The bill strengthens privacy protections, transparency, and clearer rules for digital device searches at the border—protecting persons from intrusive warrantless searches and unlawful evidence use—but does so at the cost of added administrative burdens, potential delays or limits on law-enforcement and national-security investigations, and possible litigation or operational risks.
Immigrants, travelers, and U.S. persons at the border retain stronger privacy protections because searches of phone and account contents generally require a probable-cause warrant and seizures are limited absent felony-level probable cause.
Fewer warrantless inspections of digital devices reduces exposure of sensitive personal data (photos, messages, location, health/financial records), lowering risks of intrusive surveillance and harms to privacy and safety.
Digital content and derived account evidence obtained unlawfully at the border cannot be used in federal, state, local, or immigration proceedings, protecting individuals from prosecution or removal based on illegally collected data.
Border and national-security investigators and local law enforcement may face delays or reduced ability to detect contraband, child-exploitation material, or imminent threats because probable-cause warrants are required before searching device contents.

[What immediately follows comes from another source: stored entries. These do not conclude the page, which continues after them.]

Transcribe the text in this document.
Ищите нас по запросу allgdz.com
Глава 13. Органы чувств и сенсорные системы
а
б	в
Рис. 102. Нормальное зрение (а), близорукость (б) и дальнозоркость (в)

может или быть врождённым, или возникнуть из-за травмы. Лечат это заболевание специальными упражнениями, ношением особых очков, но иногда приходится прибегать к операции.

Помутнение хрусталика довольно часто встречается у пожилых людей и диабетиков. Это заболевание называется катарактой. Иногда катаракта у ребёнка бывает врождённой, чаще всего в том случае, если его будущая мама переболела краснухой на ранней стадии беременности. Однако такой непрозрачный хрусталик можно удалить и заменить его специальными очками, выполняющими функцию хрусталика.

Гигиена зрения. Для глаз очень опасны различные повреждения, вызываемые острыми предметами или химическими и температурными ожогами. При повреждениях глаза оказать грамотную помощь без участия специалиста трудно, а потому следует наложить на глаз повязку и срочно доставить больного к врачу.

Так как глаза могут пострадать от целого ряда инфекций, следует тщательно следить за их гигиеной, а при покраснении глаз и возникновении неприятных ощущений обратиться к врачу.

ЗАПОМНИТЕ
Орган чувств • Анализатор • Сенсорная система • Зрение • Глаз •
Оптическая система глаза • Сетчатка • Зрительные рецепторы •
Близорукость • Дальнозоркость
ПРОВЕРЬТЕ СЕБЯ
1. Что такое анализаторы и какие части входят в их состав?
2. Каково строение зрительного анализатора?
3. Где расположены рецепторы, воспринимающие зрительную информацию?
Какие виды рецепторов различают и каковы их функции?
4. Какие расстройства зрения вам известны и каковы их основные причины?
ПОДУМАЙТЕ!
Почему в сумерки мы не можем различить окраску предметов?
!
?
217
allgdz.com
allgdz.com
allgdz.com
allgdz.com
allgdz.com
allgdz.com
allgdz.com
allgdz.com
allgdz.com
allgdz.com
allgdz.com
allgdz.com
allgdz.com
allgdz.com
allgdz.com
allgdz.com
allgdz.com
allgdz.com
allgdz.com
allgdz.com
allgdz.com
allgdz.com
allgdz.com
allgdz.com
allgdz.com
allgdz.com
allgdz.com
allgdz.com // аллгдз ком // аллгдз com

Requiring warrants, expanded recordkeeping, and regular reporting will increase operational and administrative costs for DHS, courts, and agencies (training, staff time, warrant applications, report preparation), which are borne by taxpayers and federal employees.
Excluding unlawfully obtained digital evidence from criminal, civil, regulatory, and immigration proceedings could impede prosecutions, regulatory enforcement, and immigration removals when key digital evidence is suppressed.

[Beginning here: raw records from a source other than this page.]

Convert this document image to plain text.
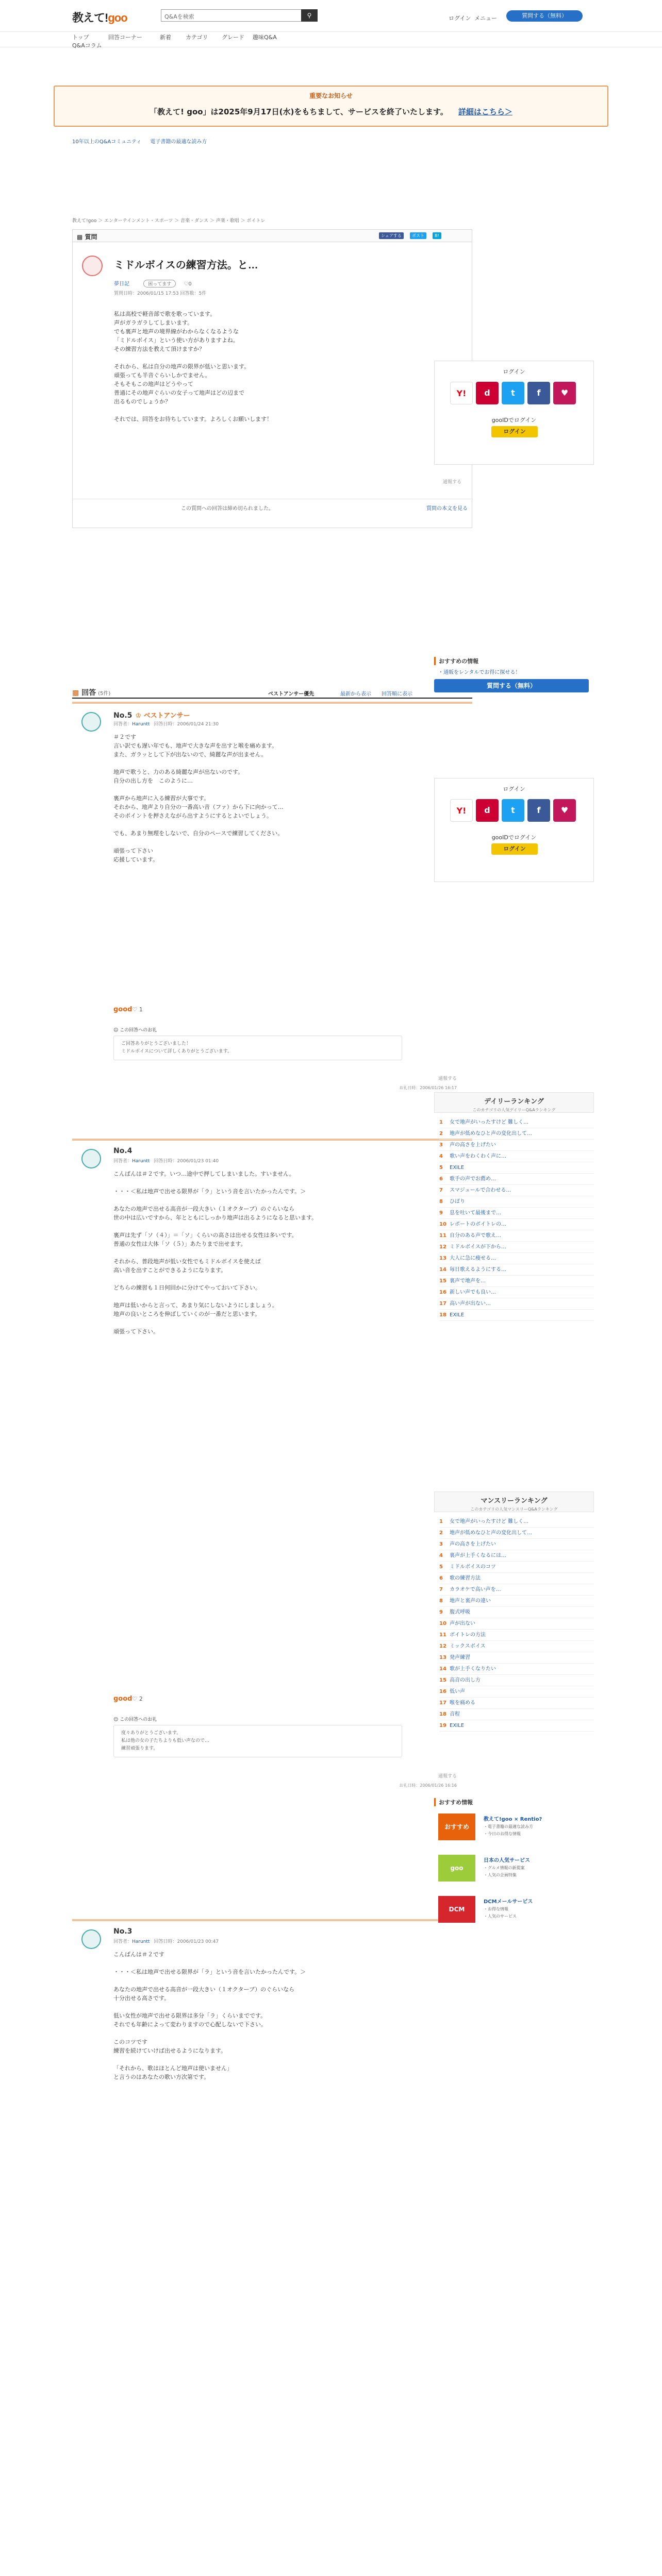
教えて!goo	Q&Aを検索	⚲	ログイン メニュー	質問する（無料）
トップ	回答コーナー	新着	カテゴリ グレード 趣味Q&A
Q&Aコラム
重要なお知らせ
「教えて! goo」は2025年9月17日(水)をもちまして、サービスを終了いたします。 詳細はこちら＞
10年以上のQ&Aコミュニティ 電子書籍の最適な読み方
教えて!goo ＞ エンターテインメント・スポーツ ＞ 音楽・ダンス ＞ 声楽・歌唱 ＞ ボイトレ
▩ 質問	シェアする	ポスト	B!
ミドルボイスの練習方法。と…
夢日記	困ってます ♡0
質問日時：2006/01/15 17:53 回答数：5件
私は高校で軽音部で歌を歌っています。
声がガラガラしてしまいます。
でも裏声と地声の境界線がわからなくなるような
「ミドルボイス」という使い方がありますよね。
その練習方法を教えて頂けますか？

それから、私は自分の地声の限界が低いと思います。
頑張っても半音ぐらいしかでません。
そもそもこの地声はどうやって
普通にその地声ぐらいの女子って地声はどの辺まで
出るものでしょうか？

それでは、回答をお待ちしています。よろしくお願いします！
通報する
この質問への回答は締め切られました。	質問の本文を見る
▩ 回答 (5件)	ベストアンサー優先	最新から表示 回答順に表示
No.5 ♔ ベストアンサー
回答者：Haruntt 回答日時：2006/01/24 21:30
＃２です
言い訳でも遅い年でも、地声で大きな声を出すと喉を痛めます。
また、ガラッとして下が出ないので、綺麗な声が出ません。

地声で歌うと、力のある綺麗な声が出ないのです。
自分の出し方を　このように…

裏声から地声に入る練習が大事です。
それから、地声より自分の一番高い音（ファ）から下に向かって…
そのポイントを押さえながら出すようにするとよいでしょう。

でも、あまり無理をしないで、自分のペースで練習してください。

頑張って下さい
応援しています。
good♡ 1
☺ この回答へのお礼
ご回答ありがとうございました！
ミドルボイスについて詳しくありがとうございます。
通報する
お礼日時：2006/01/26 16:17
No.4
回答者：Haruntt 回答日時：2006/01/23 01:40
こんばんは＃２です。いつ…途中で押してしまいました。すいません。

・・・＜私は地声で出せる限界が「ラ」という音を言いたかったんです。＞

あなたの地声で出せる高音が一段大きい（１オクターブ）のぐらいなら
世の中は広いですから、年とともにしっかり地声は出るようになると思います。

裏声は先ず「ソ（４）」＝「ソ」くらいの高さは出せる女性は多いです。
普通の女性は大体「ソ（５）」あたりまで出せます。

それから、普段地声が低い女性でもミドルボイスを使えば
高い音を出すことができるようになります。

どちらの練習も１日何回かに分けてやっておいて下さい。

地声は低いからと言って、あまり気にしないようにしましょう。
地声の良いところを伸ばしていくのが一番だと思います。

頑張って下さい。
good♡ 2
☺ この回答へのお礼
度々ありがとうございます。
私は他の女の子たちよりも低い声なので…
練習頑張ります。
通報する
お礼日時：2006/01/26 16:16
No.3
回答者：Haruntt 回答日時：2006/01/23 00:47
こんばんは＃２です

・・・＜私は地声で出せる限界が「ラ」という音を言いたかったんです。＞

あなたの地声で出せる高音が一段大きい（１オクターブ）のぐらいなら
十分出せる高さです。

低い女性が地声で出せる限界は多分「ラ」くらいまでです。
それでも年齢によって変わりますので心配しないで下さい。

このコツです
練習を続けていけば出せるようになります。

「それから、歌はほとんど地声は使いません」
と言うのはあなたの歌い方次第です。
ログイン
Y!	d	t	f	♥
gooIDでログイン
ログイン
おすすめの情報
・通販をレンタルでお得に探せる！
質問する（無料）
ログイン
Y!	d	t	f	♥
gooIDでログイン
ログイン
デイリーランキング
このカテゴリの人気デイリーQ&Aランキング
1 女で地声がいったすけど 難しく…
2 地声が低めなひと声の変化出して…
3 声の高さを上げたい
4 歌い声をわくわく声に…
5 EXILE
6 歌手の声でお薦め…
7 スマジュールで合わせる…
8 ひばり
9 息を吐いて最後まで…
10 レポートのボイトレの…
11 自分のある声で歌え…
12 ミドルボイスが下から…
13 大人に急に痩せる…
14 毎日歌えるようにする…
15 裏声で地声を…
16 新しい声でも良い…
17 高い声が出ない…
18 EXILE
マンスリーランキング
このカテゴリの人気マンスリーQ&Aランキング
1 女で地声がいったすけど 難しく…
2 地声が低めなひと声の変化出して…
3 声の高さを上げたい
4 裏声が上手くなるには…
5 ミドルボイスのコツ
6 歌の練習方法
7 カラオケで高い声を…
8 地声と裏声の違い
9 腹式呼吸
10 声が出ない
11 ボイトレの方法
12 ミックスボイス
13 発声練習
14 歌が上手くなりたい
15 高音の出し方
16 低い声
17 喉を痛める
18 音程
19 EXILE
おすすめ情報
おすすめ
教えて!goo × Rentio?
・電子書籍の最適な読み方
・今日のお得な情報
goo
日本の人気サービス
・グルメ情報の新提案
・人気の企画特集
DCM
DCMメールサービス
・お得な情報
・人気のサービス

Based on analysis of 8 sections of legislative text.
Requires probable-cause warrants for accessing U.S. persons' digital device contents/accounts at the border, limits seizures, creates a narrow emergency exception, bars use of unlawfully obtained data, and mandates DHS reporting.
Introduced April 2, 2025 by Ted Lieu · Last progress April 2, 2025
Requires U.S. government agents at the border to obtain a probable-cause warrant under the Federal Rules of Criminal Procedure before accessing the digital contents of electronic devices or online accounts belonging to United States persons, with a narrow emergency exception and limits on device seizure. It also bars using unlawfully obtained digital data in federal, state, local, and immigration proceedings, requires informed-consent notice before requesting access or credentials, and imposes annual public reporting by DHS on border digital-access activity. The bill defines covered terms (like access credentials, digital contents, online account) and sets procedural limits: no denial of entry/exit for refusing to provide passwords or account info, a four-hour cap on delays to seek voluntary access, mandatory destruction or nondisclosure in specified warrantless-access situations, and a requirement that seizures of devices belong to felony-probable-cause standards; it preserves routine external-device inspections and FISA authorities.